"Odi, sebenarnya aku sama sepertimu, orangtuaku juga sudah lama tiada, jadi aku tinggal bersama kakek dan nenekku." kata Nila sambil menenangkanku. "Oh begitu, aku turut berduka ya Nil..."
"Iya aku juga turut berduka, aku sangat kaget saat mendengarnya dari Rido tadi."

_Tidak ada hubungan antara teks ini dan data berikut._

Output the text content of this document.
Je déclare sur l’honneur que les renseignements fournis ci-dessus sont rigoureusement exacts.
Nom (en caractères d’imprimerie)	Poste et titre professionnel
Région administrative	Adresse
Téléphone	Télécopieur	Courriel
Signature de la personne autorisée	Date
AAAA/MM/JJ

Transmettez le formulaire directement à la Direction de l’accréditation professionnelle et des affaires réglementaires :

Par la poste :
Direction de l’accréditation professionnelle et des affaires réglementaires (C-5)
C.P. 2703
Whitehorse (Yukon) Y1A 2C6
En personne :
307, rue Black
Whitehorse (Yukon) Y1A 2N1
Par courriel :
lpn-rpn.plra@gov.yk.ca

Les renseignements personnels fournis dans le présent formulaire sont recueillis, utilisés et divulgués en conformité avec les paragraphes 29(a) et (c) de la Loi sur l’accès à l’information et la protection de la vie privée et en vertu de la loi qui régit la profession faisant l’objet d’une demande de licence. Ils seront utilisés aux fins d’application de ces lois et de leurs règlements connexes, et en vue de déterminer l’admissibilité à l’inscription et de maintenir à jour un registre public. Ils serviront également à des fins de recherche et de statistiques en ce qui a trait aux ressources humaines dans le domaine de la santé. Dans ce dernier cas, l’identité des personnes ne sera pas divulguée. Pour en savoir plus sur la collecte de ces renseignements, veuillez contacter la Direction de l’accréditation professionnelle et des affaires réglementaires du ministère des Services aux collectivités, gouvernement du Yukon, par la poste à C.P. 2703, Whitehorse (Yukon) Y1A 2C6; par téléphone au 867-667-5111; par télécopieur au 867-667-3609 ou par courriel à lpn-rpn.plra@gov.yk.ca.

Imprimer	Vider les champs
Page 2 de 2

"Iya itu menyakitkan."Kringgggg....
"Wah udah bel nih, ayo kita masuk.", kata Nila sambil mengajakku ke kelas. Lalu aku mengikutinya dan masuk kelas bersama-sama.
•••••
Selesai pelajaran, aku dan Nila pulang bersama. Saat sedikit lagi mau sampai pagar sekolah, entah mengapa Rido melihatku dengan sinis. Mungkin dia tidak suka aku pulang bersama Nila atau mungkin karena dia tidak suka padaku yang tidak punya orang tua ini?
Di perjalanan, aku menceritakan bagaimana orangtuaku meninggal dan juga masa anak-anakku, aku juga menceritakan tentang Aurel, sahabat kecilku kepada Nila. Aku menceritakan kepada Nila bila Aurel adalah anak yang baik, penurut dengan orangtua, cantik, pintar, cerdas, rajin, dan terkadang suka banyak menceritakan hal-hal yang lucu, aku jadi rindu padanya.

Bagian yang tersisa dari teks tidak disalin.